On January 20, Mohammed Al-Najjar returned to his home in Rafah, at the southern tip of the Gaza Strip. The 24-year-old lawyer, displaced by Israeli bombings to Deir Al-Balah in central Gaza, took advantage of the truce that began the previous day to visit his family home with his brother. There, they found that the six-story building had been reduced to a pile of rubble, twisted metal, shattered furniture and shards of plastic.
Mohammed, who is blind, described the scene over the phone as his brother narrated what he saw, calling from the top floor of a building in Deir Al-Balah where he found an internet signal. Israeli authorities continue to bar foreign journalists from entering the Palestinian territory. The conversation was punctuated by the crackle of automatic weapons, very close by. "In our neighborhood, only one building was still standing: a burned-out shell where no one can live," Mohammed said. "We couldn't find our bearings, where our street was, the houses. There was nothing left."

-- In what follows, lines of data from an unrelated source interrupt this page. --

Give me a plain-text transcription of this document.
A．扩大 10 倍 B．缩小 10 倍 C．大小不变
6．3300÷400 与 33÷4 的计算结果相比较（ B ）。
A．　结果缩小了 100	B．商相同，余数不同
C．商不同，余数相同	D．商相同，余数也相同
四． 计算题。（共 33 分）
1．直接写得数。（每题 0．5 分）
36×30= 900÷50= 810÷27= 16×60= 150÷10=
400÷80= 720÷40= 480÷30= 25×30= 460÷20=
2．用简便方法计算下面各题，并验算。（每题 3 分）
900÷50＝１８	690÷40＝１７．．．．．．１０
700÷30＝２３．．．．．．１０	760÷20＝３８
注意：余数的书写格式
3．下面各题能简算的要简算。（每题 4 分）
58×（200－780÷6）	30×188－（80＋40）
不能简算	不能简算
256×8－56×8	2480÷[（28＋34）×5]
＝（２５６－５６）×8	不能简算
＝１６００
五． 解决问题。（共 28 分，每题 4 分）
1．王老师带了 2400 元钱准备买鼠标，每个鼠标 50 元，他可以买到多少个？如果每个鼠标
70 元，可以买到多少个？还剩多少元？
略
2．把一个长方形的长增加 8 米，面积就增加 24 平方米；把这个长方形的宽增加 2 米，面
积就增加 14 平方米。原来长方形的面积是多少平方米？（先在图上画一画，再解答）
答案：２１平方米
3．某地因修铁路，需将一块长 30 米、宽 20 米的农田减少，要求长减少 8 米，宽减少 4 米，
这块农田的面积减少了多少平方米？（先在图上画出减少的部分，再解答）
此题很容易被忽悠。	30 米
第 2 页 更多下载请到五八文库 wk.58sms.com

The same could be said for nearly all of Rafah. The city, which had some 250,000 residents before October 7, 2023, has been pummeled relentlessly. According to an analysis by Le Monde's video team using satellite imagery, 68% of its buildings have been leveled. The structures that escaped the barrage of bombs and missiles dropped on the city over the past 19 months have been destroyed by bulldozers, block by block. The few buildings still standing are gutted.